What should I eat during a shift?
The secret to eating healthy on duty and on the go is planning
Editor’s Note: The National Volunteer Fire Council’s National Firefighter Health Week runs August 16-20. It’s an annual week-long initiative held each August to educate the fire and emergency services community and the public about a variety of health and wellness issues that affect first responders. Wednesday’s topic of focus is heart health. In addition to Bryan Fass’ take below, be sure to check out heart health tips from the NVFC here as well as its special Health Week page.
By Bryan Fass
It’s a question that is frequently asked by many medics and firefighters. If you are like many of us, you know that fast food is not good for us, but many times we feel forced into such a meal due to sheer lack of time.
I always found it interesting that when I walked into the station for the start of a shift, a small crowd would gather around my cooler. It quickly dawned on me that many responders make eating on duty far too complicated. So you may be wondering: what’s in Bryan’s cooler for a shift?
The secret to eating healthy on duty and on the go is planning. Once you are hungry, all bets are off and bad food choices result. I would always make some turkey wraps with whole wheat grains, spinach, mustard, and cheese. These are always quick and easy to eat on the go and one wrap is a perfect portion. Yogurt has around 6-8 grams of protein and contains healthy bacteria, which always provides a good choice.
- A few handfuls of trail mix make a good snack on the go as well, but beware of the trail mixes with added sugar and oils that negate the health benefit completely.
- Leftovers from dinner are always a good bet for lunch the next day, but if no leftovers are available I would take a can of tuna (in water) and add it to some brown rice and veggies or spinach for a healthy lunch. Instant brown rice is great carbohydrate to add to any protein.
- As a back-up option, I would keep a meal replacement bar on hand for the busy shifts that don’t allow time to have a prepared meal. By ‘meal replacement bar,’ I am referring to a food bar or a whole food bar. There are many kinds, and my advice to you is find one that you like and keep it on hand for emergencies.
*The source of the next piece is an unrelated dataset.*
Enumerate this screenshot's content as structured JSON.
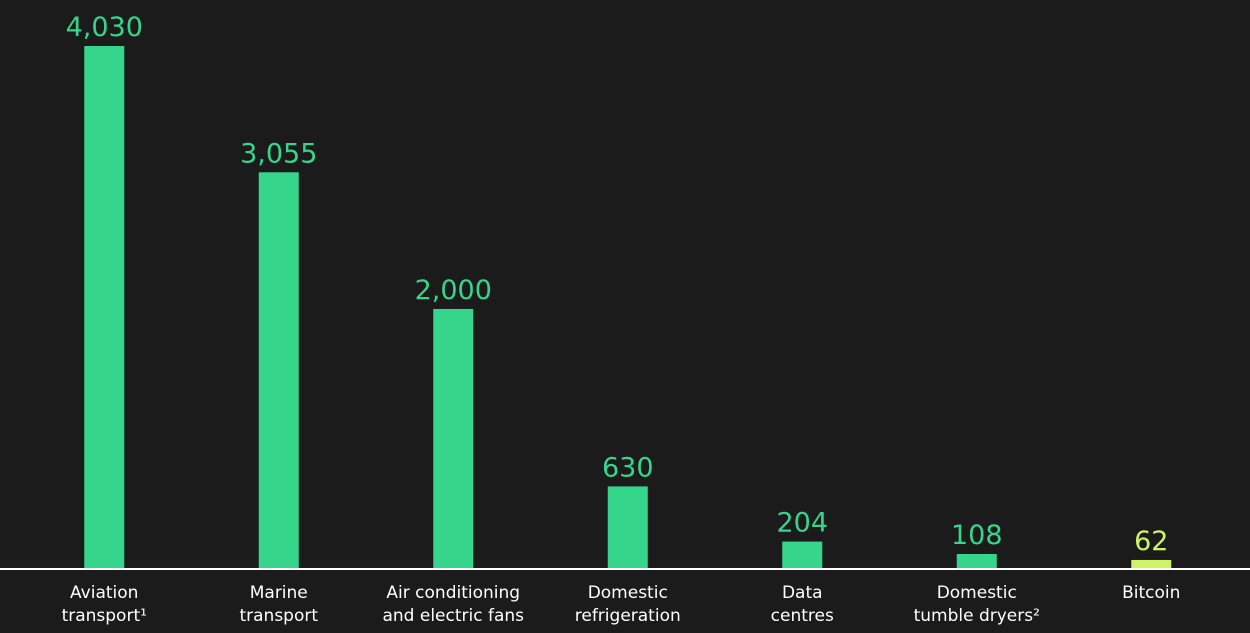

Parting tips for you to consider include drinking lots of water, particularly after you eat as it makes you feel full. Fiber also makes you full, so whole grains, veggies, beans, and prunes are great snack choices. Eat every three hours but eat half what you normally do.
Follow these simple tips and before you know it, the pounds will be coming off and you will be feeling better with more energy during your shift.